According to W.D. Morrison's review for Mind, the aim of Ferri's book to serve as an introduction to the biological and sociological study of crime could be successfully fulfilled. As Beccaria and Howard's beliefs were disproved, there was a need to examine criminal phenomena methodically and using experimental techniques. According to Ferri's book, the purpose of these theories was to lessen the severity of punishments and improve the rights of those who had been convicted of crimes. In line with these theories it could be achieved that the management of prisons has changed in every civilized community during the course of the 20th century, and the harshness of the penal code has diminished. These changes meant important progress in criminal justice becoming more in line with people's basic human rights.

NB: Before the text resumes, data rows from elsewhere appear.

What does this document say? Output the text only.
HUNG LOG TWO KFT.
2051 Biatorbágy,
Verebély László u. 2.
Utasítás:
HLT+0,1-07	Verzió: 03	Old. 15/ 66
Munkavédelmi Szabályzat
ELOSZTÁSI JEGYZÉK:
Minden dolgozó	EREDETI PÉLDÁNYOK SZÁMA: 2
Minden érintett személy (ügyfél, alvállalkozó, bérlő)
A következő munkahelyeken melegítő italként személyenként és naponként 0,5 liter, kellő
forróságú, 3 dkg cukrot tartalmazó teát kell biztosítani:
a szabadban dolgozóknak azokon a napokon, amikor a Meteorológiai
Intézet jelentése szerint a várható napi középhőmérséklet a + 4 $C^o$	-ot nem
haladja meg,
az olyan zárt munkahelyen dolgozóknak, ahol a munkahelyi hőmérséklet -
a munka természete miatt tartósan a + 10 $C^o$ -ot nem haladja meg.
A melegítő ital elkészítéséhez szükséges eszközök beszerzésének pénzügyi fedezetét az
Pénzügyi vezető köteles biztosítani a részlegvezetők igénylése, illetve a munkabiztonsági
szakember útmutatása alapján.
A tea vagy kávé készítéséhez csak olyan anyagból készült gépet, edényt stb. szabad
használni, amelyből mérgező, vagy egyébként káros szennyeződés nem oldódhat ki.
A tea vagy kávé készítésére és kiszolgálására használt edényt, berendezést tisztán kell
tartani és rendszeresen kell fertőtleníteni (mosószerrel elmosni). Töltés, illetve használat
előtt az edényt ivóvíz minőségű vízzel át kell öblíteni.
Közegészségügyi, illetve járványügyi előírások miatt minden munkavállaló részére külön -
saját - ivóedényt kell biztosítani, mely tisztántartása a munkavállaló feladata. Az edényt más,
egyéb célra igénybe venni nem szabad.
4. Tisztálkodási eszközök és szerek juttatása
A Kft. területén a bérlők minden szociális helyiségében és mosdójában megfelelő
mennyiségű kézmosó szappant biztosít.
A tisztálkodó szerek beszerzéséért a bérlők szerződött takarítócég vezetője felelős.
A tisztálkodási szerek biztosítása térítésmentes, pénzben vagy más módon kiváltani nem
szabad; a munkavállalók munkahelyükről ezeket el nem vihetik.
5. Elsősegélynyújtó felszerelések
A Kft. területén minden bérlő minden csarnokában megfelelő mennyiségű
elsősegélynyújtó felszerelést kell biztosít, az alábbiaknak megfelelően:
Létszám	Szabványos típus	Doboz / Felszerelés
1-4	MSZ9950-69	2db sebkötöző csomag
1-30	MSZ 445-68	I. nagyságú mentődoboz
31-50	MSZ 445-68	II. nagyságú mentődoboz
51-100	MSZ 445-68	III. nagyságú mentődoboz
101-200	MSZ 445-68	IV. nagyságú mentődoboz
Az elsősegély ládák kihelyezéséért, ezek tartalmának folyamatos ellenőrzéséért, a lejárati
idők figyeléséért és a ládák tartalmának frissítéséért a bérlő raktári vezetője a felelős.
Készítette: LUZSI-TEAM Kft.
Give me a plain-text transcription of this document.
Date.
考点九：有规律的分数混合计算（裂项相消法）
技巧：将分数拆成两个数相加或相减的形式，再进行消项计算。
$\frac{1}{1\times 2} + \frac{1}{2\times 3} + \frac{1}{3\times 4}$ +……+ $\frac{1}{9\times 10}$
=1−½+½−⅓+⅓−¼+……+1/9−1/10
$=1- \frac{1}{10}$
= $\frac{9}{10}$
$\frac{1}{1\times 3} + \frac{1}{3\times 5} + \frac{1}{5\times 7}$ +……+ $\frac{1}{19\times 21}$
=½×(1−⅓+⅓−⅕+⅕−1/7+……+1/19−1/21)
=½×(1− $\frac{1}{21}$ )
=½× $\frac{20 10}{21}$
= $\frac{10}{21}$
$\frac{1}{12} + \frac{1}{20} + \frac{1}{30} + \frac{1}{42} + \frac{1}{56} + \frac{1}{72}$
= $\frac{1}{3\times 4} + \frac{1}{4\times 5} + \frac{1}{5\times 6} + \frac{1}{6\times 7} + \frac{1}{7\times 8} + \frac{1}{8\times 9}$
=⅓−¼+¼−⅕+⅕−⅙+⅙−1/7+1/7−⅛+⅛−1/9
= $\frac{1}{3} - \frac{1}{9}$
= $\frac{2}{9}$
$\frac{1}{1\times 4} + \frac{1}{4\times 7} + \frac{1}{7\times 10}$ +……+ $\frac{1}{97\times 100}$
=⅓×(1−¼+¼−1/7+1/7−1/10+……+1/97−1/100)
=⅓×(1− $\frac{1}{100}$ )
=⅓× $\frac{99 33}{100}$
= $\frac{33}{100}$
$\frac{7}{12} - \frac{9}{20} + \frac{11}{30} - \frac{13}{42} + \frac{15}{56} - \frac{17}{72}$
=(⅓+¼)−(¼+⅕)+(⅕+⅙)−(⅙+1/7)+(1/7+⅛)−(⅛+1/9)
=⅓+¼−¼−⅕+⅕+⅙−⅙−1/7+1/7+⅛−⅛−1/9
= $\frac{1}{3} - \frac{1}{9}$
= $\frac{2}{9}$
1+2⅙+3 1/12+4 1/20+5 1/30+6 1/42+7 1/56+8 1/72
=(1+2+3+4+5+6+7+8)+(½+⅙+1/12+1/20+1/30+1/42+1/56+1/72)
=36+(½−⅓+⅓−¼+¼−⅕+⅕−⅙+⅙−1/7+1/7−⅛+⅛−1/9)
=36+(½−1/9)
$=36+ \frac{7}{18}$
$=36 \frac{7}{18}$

Healy criticizes about Ferri's work Criminal Sociology that he writes about material that is almost entirely derived from the Latin races, and while he freely acknowledges the importance of studying the mind in criminology, his information on mental life is simpler than what is revealed by contemporary psychological research. Ferri's constant claim that he can recognize types in the real world, particularly the murderer type is seen as naive. Also criticized about Ferri's writings in Criminal Sociology are the generalizations he makes from Italian individuals to Americans. It is criticized that America does not resemble Italy at all in terms of the prevalence of stigmata and generalizations should hold true outside of one community.